On a windy fall evening in November 2011, in the middle of a raging downpour, state police officers handcuffed 19 soaked Occupy Columbia protestors who had refused to leave the State House grounds. The mass arrests were, as one officer growled to a reporter at the time, an “order by the governor.”
The county solicitor later dropped all criminal charges against the Occupiers, and several of those arrested that day sued Haley and state police officials for violating their constitutional right to protest. Two years later, that civil lawsuit is still slowly and quietly grinding its way through the federal court system.
On Halloween, lawyers representing a handful of the arrested Occupiers argued against Republican Gov. Nikki Haley’s attorneys in front of the Fourth Circuit Court of Appeals in Richmond, Virginia.
Haley’s attorneys traveled to Richmond so they could argue for what’s called “qualified immunity” on behalf of the governor and the police officers. Lawyers for the Occupiers argued that Haley violated the constitutional rights of those arrested and that the state should not be immune from a lawsuit.
The three-judge panel was hearing one of the last cases left in the federal court system relating to Occupy Wall Street, a movement that captured the nation’s attention in 2011 and early 2012. For a brief time, demonstrations throughout the nation thrust the issue of economic inequality to the forefront of American politics. Signs waved from city to city with a rallying cry of “We are the 99 percent.”
Columbia lawyer Kevin Hall, who represented Haley and the officers, told the three justices there are multiple state statutes regulating the use of the State House grounds that come with restrictions and conditions.
“The conditions, without dispute, were handed to the protestors,” Hall told the court. “The conditions say 6 p.m. on the grounds and 5 in the building. And a police officer has willy-nilly violated the constitutional rights of somebody on that factual background? I don’t think so.”

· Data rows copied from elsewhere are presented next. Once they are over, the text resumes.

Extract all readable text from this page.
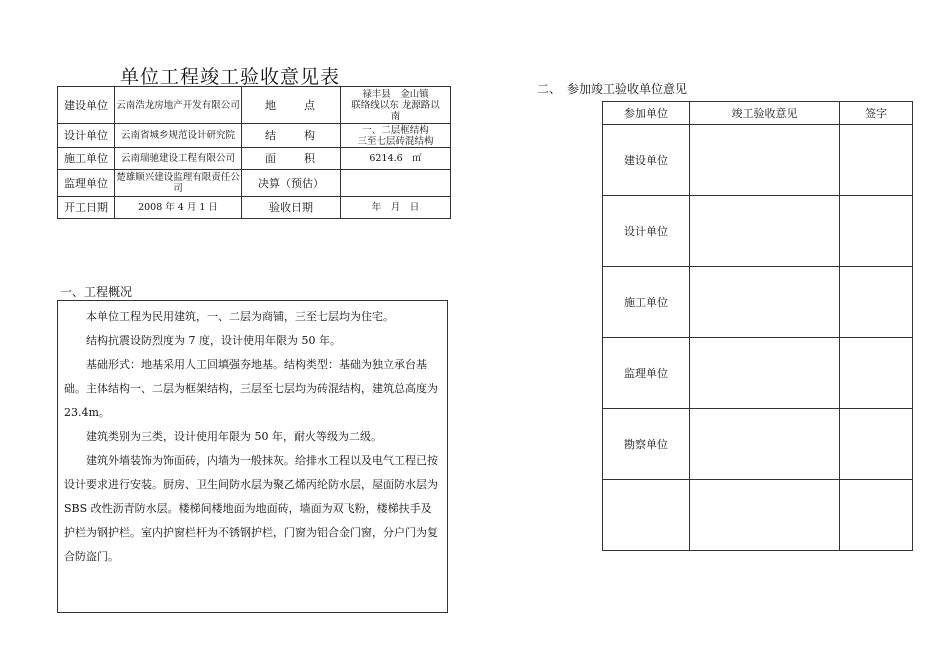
单位工程竣工验收意见表
建设单位	云南浩龙房地产开发有限公司	地　　点	禄丰县　金山镇
联络线以东 龙源路以
南
设计单位	云南省城乡规范设计研究院	结　　构	一、二层框结构
三至七层砖混结构
施工单位	云南瑞驰建设工程有限公司	面　　积	6214.6　㎡
监理单位	楚雄顺兴建设监理有限责任公司	决算（预估）	
开工日期	2008 年 4 月 1 日	验收日期	年　月　日
一、工程概况

本单位工程为民用建筑，一、二层为商铺，三至七层均为住宅。

结构抗震设防烈度为 7 度，设计使用年限为 50 年。

基础形式：地基采用人工回填强夯地基。结构类型：基础为独立承台基础。主体结构一、二层为框架结构，三层至七层均为砖混结构，建筑总高度为 23.4m。

建筑类别为三类，设计使用年限为 50 年，耐火等级为二级。

建筑外墙装饰为饰面砖，内墙为一般抹灰。给排水工程以及电气工程已按设计要求进行安装。厨房、卫生间防水层为聚乙烯丙纶防水层，屋面防水层为 SBS 改性沥青防水层。楼梯间楼地面为地面砖，墙面为双飞粉，楼梯扶手及护栏为钢护栏。室内护窗栏杆为不锈钢护栏，门窗为铝合金门窗，分户门为复合防盗门。

二、　参加竣工验收单位意见
参加单位	竣工验收意见	签字
建设单位		
设计单位		
施工单位		
监理单位		
勘察单位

Drew Radeker, a Columbia attorney representing the Occupiers, said Haley specifically singled them out.
“What these people were doing here was picketing,” he said. “And what they were doing was protesting being denied the ability to protest in the manner of their choice at this place, and that’s what they were arrested for doing.”
The reason the case was heard in a Virginia courtroom is because Haley appealed the 2012 ruling of a federal judge in South Carolina. The case started in a state court in Richland County, but was kicked up to the federal district court in Columbia at Haley’s request. The Fourth Circuit Court of Appeals in Richmond covers cases originating in South Carolina, North Carolina, Virginia, West Virginia and Maryland.
Because it’s in the appeals process, it’s possible Occupy Columbia v. Nikki Haley could wind up at the U.S. Supreme Court.
On Nov. 16, 2011, Haley held an impromptu afternoon news conference outside her State House office. At the time, about 20 demonstrators had been living and sleeping on the State House grounds for a month, and Haley said they would be arrested if they stayed on the grounds after 6 p.m. That evening, 19 of the Occupiers chose to stay, and they were taken to jail.
Travis Bland, a plaintiff in the case who was an Occupy Columbia organizer at the time he was arrested, doesn’t have much to do with the movement anymore. He says he gets occasional updates from his lawyers about the case.
“You can see this process has gone on for two years now,” he says, adding that he wonders if there might be some political motivation for dragging it out. Whether that could be Haley wanting to keep the case out of the spotlight during her 2014 re-election campaign — or keeping it alive in order to play to her base — he isn’t sure.
And while Bland’s Occupy days are behind him, he couldn’t resist a zinger related to money and politics.
“The amount the state is paying lawyers is incredible,” he says.